How many more times do we have to be led with a nose ring through the garden path before we say No to more taxes like Measure D?

Fishing for Dollars?

By Emilio, on Sep 24, 2016

Diamond Lane

They’re gone. Former City Manager Carlos Palacios, former Assistant City Manager Marcela Tavantzis and numerous city employees mostly from the Community Development Department finally hit the road after Grand Jury investigations, a Grand Jury initiated Audit, State Audits, and a former councilmember-now blogger (yours truly) shed enough light to send them scrambling for cover. Even if former Santa Cruz Sentinel reporter Donna Jones was still around, she couldn’t have used her historical bush league spin tactics to conceal the obvious…..that at the end of Palacios’ 20 year reign, Watsonville was left on the verge of bankruptcy. Did corruption and cronyism finally take its toll?

But one of the most asked questions by some members of the community is how and why Palacios and Tavantzis were rewarded with jobs by the County (Palacios as a Deputy County Administrator and Tavantzis as an Assistant Director of Public Works) considering their performance or lack thereof. A conceivable conspiracy theory is that Palacios and Tavantzis, with the assistance of some council members and other city and county administrators, made a deal with the County to build the majority of low-income housing, over 2,500 units, in a flat area with easily accessible utilities…..the airport.
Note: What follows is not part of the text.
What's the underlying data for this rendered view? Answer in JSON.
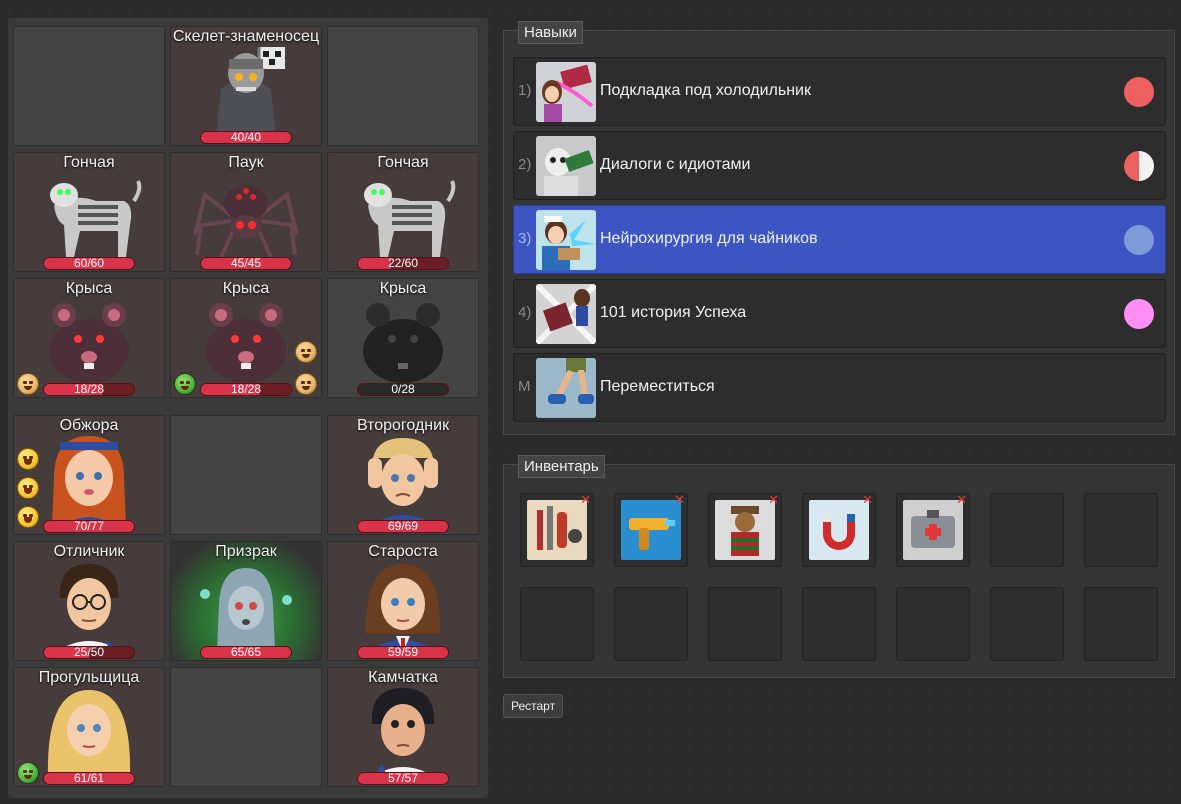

And although the attempted feat was foiled by the Watsonville Pilot’s Association (led by the late Mr. Dan Chauvet) by winning two legal battels in both Superior Court and the State Appellate Court, could it be possible that some county officials felt obligated to reward Palacios and Tavantzis for their efforts? Or, was it also possible Palacios handed over the city’s Buena Vista landfill methane gas to the County who sold it to produce green electricity? Both the County and the City own adjacent landfills on Buena Vista which produce methane gas. The gas creates “green” electricity according to a 12/29/2004 Environmental News Network article which also included that Palo Alto’s  utilities department “has inked a deal to buy "green" electricity created by the methane gas that seeps out of the buried, decomposing garbage in the Santa Cruz County landfill”. Did Watsonville, or just the County, profit from that deal? Sounds like a Public Records Request to me.

Regardless, Palacios and Tavantzis were forced out of their comfort zone just prior to their golden years, and now face bosses who expect them to work after a brutal commute. I can’t help but smile while driving leisurely to the harbor to hop on my boat to go fishing knowing that Carlos and Marcela are grinding their teeth trying to clock in on time, stuck in a sea of slow moving headlights wishing for a Diamond Lane.    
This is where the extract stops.